Dai Tanny, ti aiuto io:
La signora Barberis dell'interno 12
Era una giornata da schifo e tornavo in ufficio fradicio di pioggia e nevischio che poteva solo anticipare una delle peggiori nevicate del decennio.
Non feci in tempo ad accendere la luce, ad appendere il soprabito e a versarmi un bicchiere di whiskey, che suona il telefono.
- chi diavolo sarà? - mi domandai cercando una marlboro.
- Studio Tanny & Tanny, buongiorno - masticai al telefono
Era la Barberis, quella dell'interno 12.
Chiamava quasi tutti i giorni per parlare di...boh!
Parlava, parlava, parlava.
Io lasciavo il viva voce e ogni tanto dicevo
oh yeah e lei continuava imperterrita.
Era sulla cinquantina, non si era mai sposata e parlava sempre.
Ovviamente parlava anche questa volta e mi chiese anche di andare da lei.
- con questa pioggia, signora? - risposi stiracchiando l'angolo destro delle labbra.
- certo!

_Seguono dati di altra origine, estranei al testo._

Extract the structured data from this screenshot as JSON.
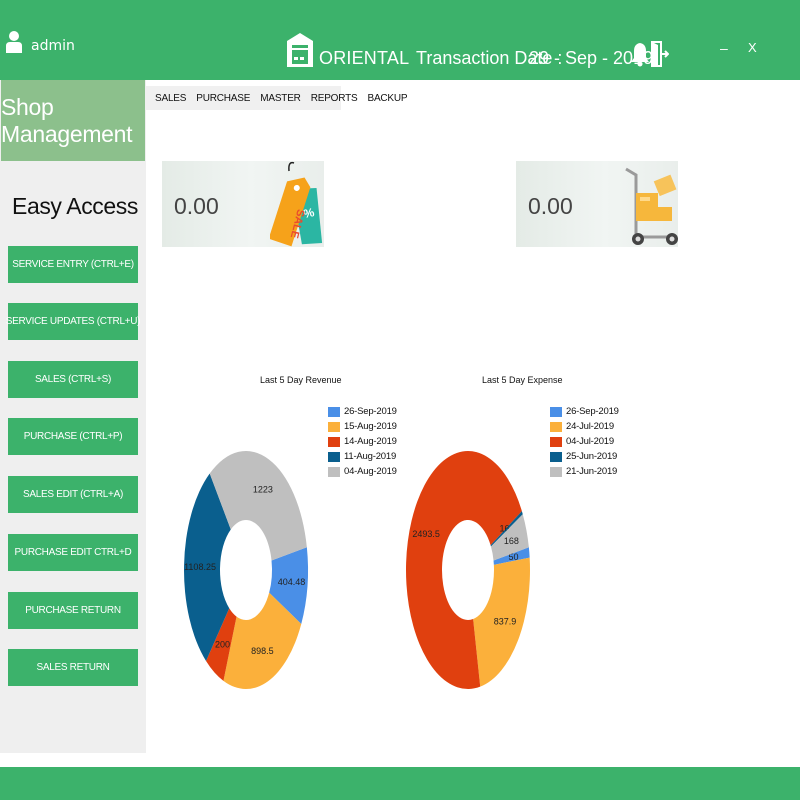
{
  "header": {
    "user_name": "admin",
    "brand": "ORIENTAL",
    "transaction_label": "Transaction Date :",
    "transaction_date": "29 - Sep - 2019",
    "minimize": "–",
    "close": "X"
  },
  "sidebar": {
    "title": "Shop Management",
    "easy_access": "Easy Access",
    "buttons": [
      {
        "label": "SERVICE ENTRY  (CTRL+E)"
      },
      {
        "label": "SERVICE UPDATES  (CTRL+U)"
      },
      {
        "label": "SALES (CTRL+S)"
      },
      {
        "label": "PURCHASE  (CTRL+P)"
      },
      {
        "label": "SALES EDIT  (CTRL+A)"
      },
      {
        "label": "PURCHASE EDIT CTRL+D"
      },
      {
        "label": "PURCHASE RETURN"
      },
      {
        "label": "SALES RETURN"
      }
    ]
  },
  "menu": [
    "SALES",
    "PURCHASE",
    "MASTER",
    "REPORTS",
    "BACKUP"
  ],
  "cards": {
    "sales_total": "0.00",
    "purchase_total": "0.00",
    "sales_icon": "sale-tag-icon",
    "purchase_icon": "hand-truck-boxes-icon"
  },
  "colors": {
    "primary": "#3cb26b",
    "sidebar_header": "#8cc08c",
    "blue": "#4a8fe7",
    "orange": "#fbb03b",
    "red": "#e0400f",
    "navy": "#0a5f8e",
    "gray": "#bfbfbf"
  },
  "chart_data": [
    {
      "type": "pie",
      "title": "Last 5 Day Revenue",
      "legend_position": "top-right",
      "categories": [
        "26-Sep-2019",
        "15-Aug-2019",
        "14-Aug-2019",
        "11-Aug-2019",
        "04-Aug-2019"
      ],
      "values": [
        404.48,
        898.5,
        200,
        1108.25,
        1223
      ],
      "labels": [
        "404.48",
        "898.5",
        "200",
        "1108.25",
        "1223"
      ],
      "colors": [
        "#4a8fe7",
        "#fbb03b",
        "#e0400f",
        "#0a5f8e",
        "#bfbfbf"
      ]
    },
    {
      "type": "pie",
      "title": "Last 5 Day Expense",
      "legend_position": "top-right",
      "categories": [
        "26-Sep-2019",
        "24-Jul-2019",
        "04-Jul-2019",
        "25-Jun-2019",
        "21-Jun-2019"
      ],
      "values": [
        50,
        837.9,
        2493.5,
        16.8,
        168
      ],
      "labels": [
        "50",
        "837.9",
        "2493.5",
        "16.8",
        "168"
      ],
      "colors": [
        "#4a8fe7",
        "#fbb03b",
        "#e0400f",
        "#0a5f8e",
        "#bfbfbf"
      ]
    }
  ]
}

E' urgente! Le devo parlare! Le devo pagare il trimestre! -
Per la signora Barberis era tutto urgente.
Sempre.
Per me invece, era urgente solo che mi pagassero, perciò mentre le dicevo di aspettarmi, ero già per le scale.
Barberis c'era scritto sul campanello, e suono.
- Buonasera signor Tanny - disse lei aprendo la porta - venga, venga. -
Mi fece accomodare nel salotto buono, tutto mobili anni 30 di finto noce ed ettare di centrini.
- Non faccia caso al disordine - disse lei dopo una vita trascorsa a mettere in ordine.
- Gradisce un rosolio? -
- Grazie signora, ma preferirei un whiskey -
- No, no signor Tanny, se no mi offendo. L'ho fatto io, sa? -
Mi versò un bicchierino di uno sciroppo violaceo e appiccicoso con un vago retrogusto di dentiera.
- Buono - mentii - ma mi dica -
- Deve sapere caro signor Tanny che... - attaccò lei, ma poi non ricordo più niente.
Niente.
Nulla.
Solo che mi svegliai intorpidito, con un leggero mal di testa, scomodo.
Cercai di muovermi ma ero legato.
Legato mani e piedi alla spalliera del letto della signora Barberis.
- Ha dormito bene signor Tanny? - mi domandò la Barberis facendomi capire tutto.
- Spero di sì - aggiunse - perchè adesso le devo parlare - e mentre lo diceva, stringendomi la mano sinistra, mi infilava qualcosa nel dito medio che mi stringeva.
- Vede signor Tanny - mi diceva mostrandomi la sua vera a due dita dal naso - adesso ce l'abbiamo uguale, siamo sposati e mi deve stare a sentire! -
Dai, adesso vai avanti tu.
Magari mettici dentro che aveva anche un cagnetto brutto e ringhioso, che girava sempre con le pattine di lana cotta e te ne aveva fatte due anche per te, ricamate.
Solo una cosa: non puoi concludere dicendo che era un sogno. No. Troppo banale.
Dai, sforzati: secondo me puoi vincere!